Duration of preparation
3-4 months is actually sufficient time to be prepared for GMAT, provided that you do justice to your time in these 3 months.
Know the exam
Isn’t that stating the obvious? Make yourself very comfortable with the structure of the exam: Through and thorough; in and out. For starters, you can get the information on GMAT Exam Format and Timing
Note that GMAT is a standardized test. What this means is that the structure of the exam would never be a surprise. This standardization would include the duration of the exam, the duration of individual sections on the exam, the sections one is tested on, the sequence of those sections and even the number of questions that one will be asked on each section.
So, familiarizing yourself with the structure of the exam is among the first things one should do, while kick-starting the preparation.
Mock test for GMAT preparation?
Take a mock test before starting the preparation, only if at least one of the following is true:
- There has not been much gap between when you completed your formal education (say maximum 2 years since graduation)
- If you have been in touch with academics by way of some intensive part time courses
- If you have been preparing for other similar entrance examinations such as MAT (Management aptitude test), CAT (Common Aptitude test) etc.
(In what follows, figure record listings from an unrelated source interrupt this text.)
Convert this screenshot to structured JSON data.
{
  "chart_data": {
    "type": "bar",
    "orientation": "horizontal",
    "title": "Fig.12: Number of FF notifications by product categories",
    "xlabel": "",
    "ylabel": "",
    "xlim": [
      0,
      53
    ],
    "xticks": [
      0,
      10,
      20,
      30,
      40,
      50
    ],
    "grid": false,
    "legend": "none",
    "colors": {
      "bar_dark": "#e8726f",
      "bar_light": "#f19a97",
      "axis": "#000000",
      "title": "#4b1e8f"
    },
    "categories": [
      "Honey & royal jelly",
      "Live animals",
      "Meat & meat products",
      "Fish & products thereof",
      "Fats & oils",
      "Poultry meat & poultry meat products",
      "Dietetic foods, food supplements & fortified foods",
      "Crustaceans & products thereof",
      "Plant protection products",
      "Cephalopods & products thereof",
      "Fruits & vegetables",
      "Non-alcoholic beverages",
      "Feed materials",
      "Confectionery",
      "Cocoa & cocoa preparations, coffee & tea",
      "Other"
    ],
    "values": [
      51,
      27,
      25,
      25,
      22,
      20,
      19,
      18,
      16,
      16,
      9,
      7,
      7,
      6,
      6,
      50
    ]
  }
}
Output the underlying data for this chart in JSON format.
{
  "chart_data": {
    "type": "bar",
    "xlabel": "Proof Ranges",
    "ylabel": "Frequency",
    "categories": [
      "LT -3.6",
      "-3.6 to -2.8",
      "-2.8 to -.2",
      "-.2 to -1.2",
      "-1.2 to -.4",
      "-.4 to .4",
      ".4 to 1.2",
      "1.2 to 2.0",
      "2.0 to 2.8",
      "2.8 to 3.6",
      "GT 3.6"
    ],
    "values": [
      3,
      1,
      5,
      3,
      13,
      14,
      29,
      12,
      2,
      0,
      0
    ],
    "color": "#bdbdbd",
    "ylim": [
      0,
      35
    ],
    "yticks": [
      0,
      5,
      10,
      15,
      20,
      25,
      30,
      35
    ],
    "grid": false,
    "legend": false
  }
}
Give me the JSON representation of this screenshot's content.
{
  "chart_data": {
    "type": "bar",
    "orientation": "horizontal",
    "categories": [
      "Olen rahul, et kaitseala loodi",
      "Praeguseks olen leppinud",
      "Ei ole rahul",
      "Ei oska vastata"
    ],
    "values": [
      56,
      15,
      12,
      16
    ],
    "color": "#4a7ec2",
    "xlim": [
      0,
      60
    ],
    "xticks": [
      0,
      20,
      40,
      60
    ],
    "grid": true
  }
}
In you don’t fall into any of the above categories, then your score in GMAT mock test at this stage might actually demotivate you, even before you start preparing.
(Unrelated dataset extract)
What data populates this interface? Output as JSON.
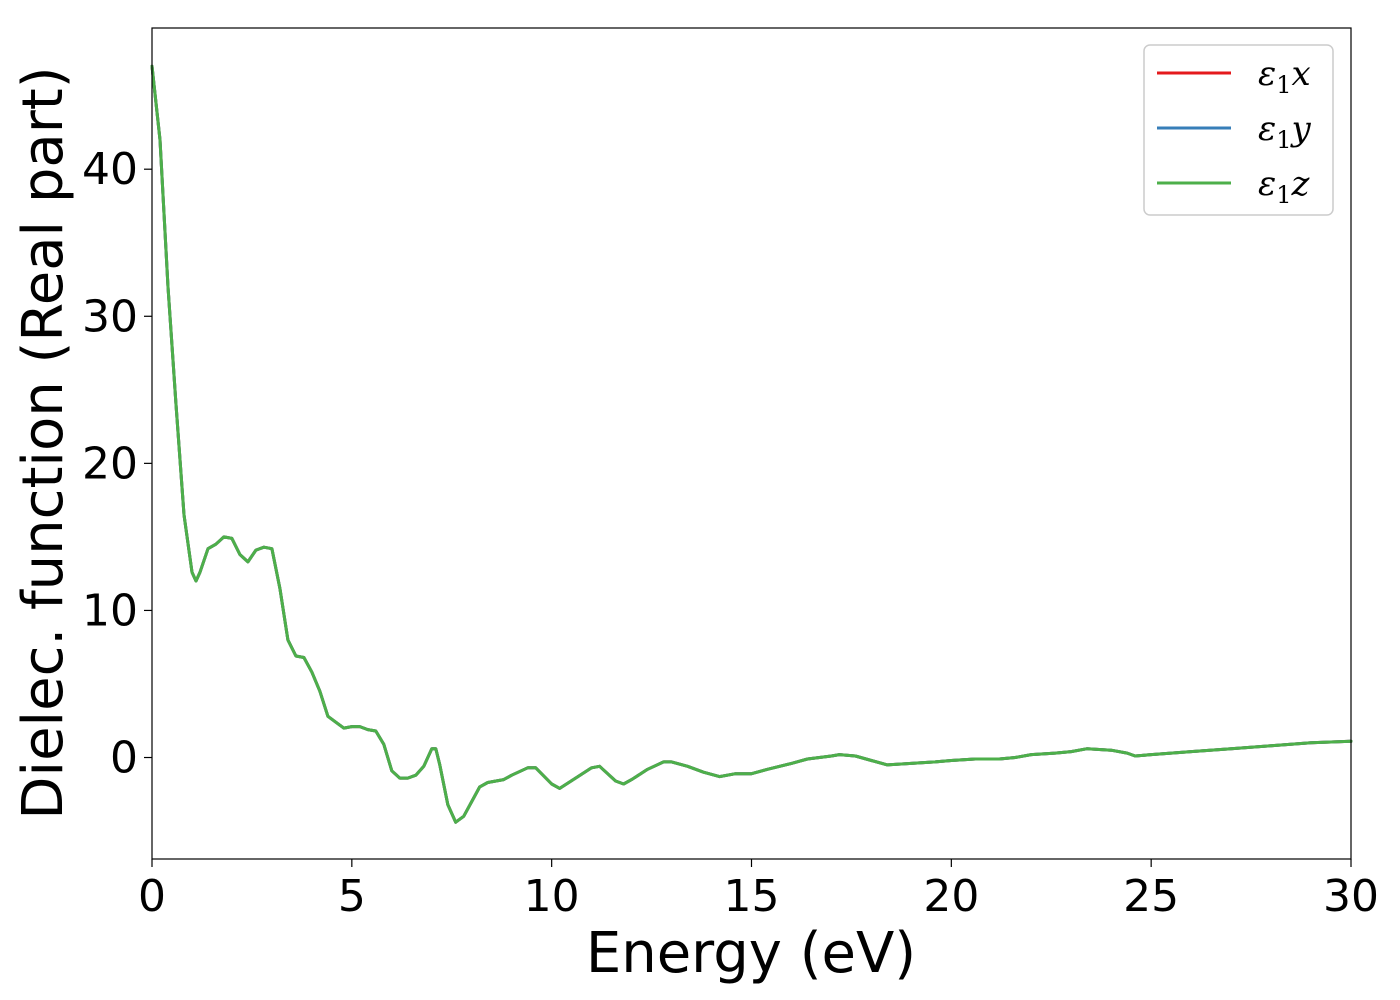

The study material that you refer to during your preparation, will be the single most important decision during your GMAT journey. Accuracy, relevance, and conciseness, all matter. The study material should be pertinent, so that in the least possible time, it builds concepts that would help address GMAT questions.
If you enroll for either classroom coaching or for online coaching, then you obviously place your faith in the institute, and would be following the material provided to you. In such case, you hope that the institute/test-prep company would have done sufficient due-diligence to prepare the best material for its students.
If you opt for self-study, let’s go bit deeper. The study-material conundrum actually has two key components:
- Text material, to build concepts
- Practice questions, to practice implementing those concepts
There is plenty of choice available, making the task of choosing the best material, tricky. The choice is bewildering, with most large test prep companies such as Kaplan and Manhattan offering text books on various subjects covered on GMAT.
Quant: Standard high school books, covering concepts such as Number Systems, Geometry, ratio and proportion, statistics, and algebra, suffice for concepts. For few concepts such as Probability, Permutations & Combinations, and Coordinate Geometry, you might want to refer to class 11 books.
In Quant, the concepts tested on GMAT are quite basic. So, no complex numbers, trigonometry or calculus. The beauty of GMAT Quant is how tricky the questions can get, using those basic concepts. For example, you might believe that you can never go wrong with simple concepts such as positives & negatives, or odds & evens. However, GMAT can actually come up with questions using these concepts that can really trick you the wrong way, unless you’ve done sufficient practice.
Lastly, even if you are very confident of your quant skills, and for valid reasons, make sure you practice Data Sufficiency questions, since Data Sufficiency question type is notorious for being deceptively simple.
Verbal: While Manhattan books seem to be popular for the most part, Powerscore Critical Reasoning bible is a particular GMAT favorite for Critical Reasoning preparation.
EducationAisle’s publication Sentence Correction Nirvana, available on Flipkart and Amazon, is fast gaining reputation among non-native English speakers, as the most comprehensive source for fundamentals of sentence correction.
Practice questions for GMAT preparation
As opposed to most other exams, GMAT practice questions suffers from a problem of plenty. Even a casual search on GMAT study material on Google would throw up GBs and GBs of data at you. The problem however, is that most of that material is not authentic. Once you start preparing, you will soon realize that authenticity of study material is really a big deal on GMAT.
The term official questions will soon be a part of your lingo. Official questions are basically old GMAT questions that are available in various publications from GMAC, the official creators of GMAT. The three most prominent official publications are:
- The Official Guide for GMAT Review (comprising questions in both quant and verbal)
- The Official Guide for GMAT Quantitative Review (comprising questions in quant)
- The Official Guide for GMAT Verbal Review (comprising questions in verbal)
In addition to these, a veritable source of GMAT questions is GMAT Official Starter Kit + Practice Exams 1 & 2 (Free), developed by GMAC. If you visit GMATClub, a popular online forum of GMAT aspirants, you can actually search on the “tag” GMATPrep and access hundreds of GMATPrep questions.
However, an issue that test takers face is that official questions are not arranged topic-wise, and so, there is no easy way to practice questions topic-wise (say all questions related to number systems or set theory). However, I believe this issue is in the process of being resolved in the more current versions of Official guides.
Prepare a schedule
Prepare a realistic schedule, one that you can adhere to; but once you do prepare a schedule, make sure you do adhere to it.
Consider a study schedule of six days a week, with 2-3 hours of focused study time every day. To start with, you can evenly split your time between Quant and Verbal (3 days quant and 3 days verbal, with one day off every week). As your preparation progresses, you can then alter this schedule as you discover your areas of strength and weaknesses.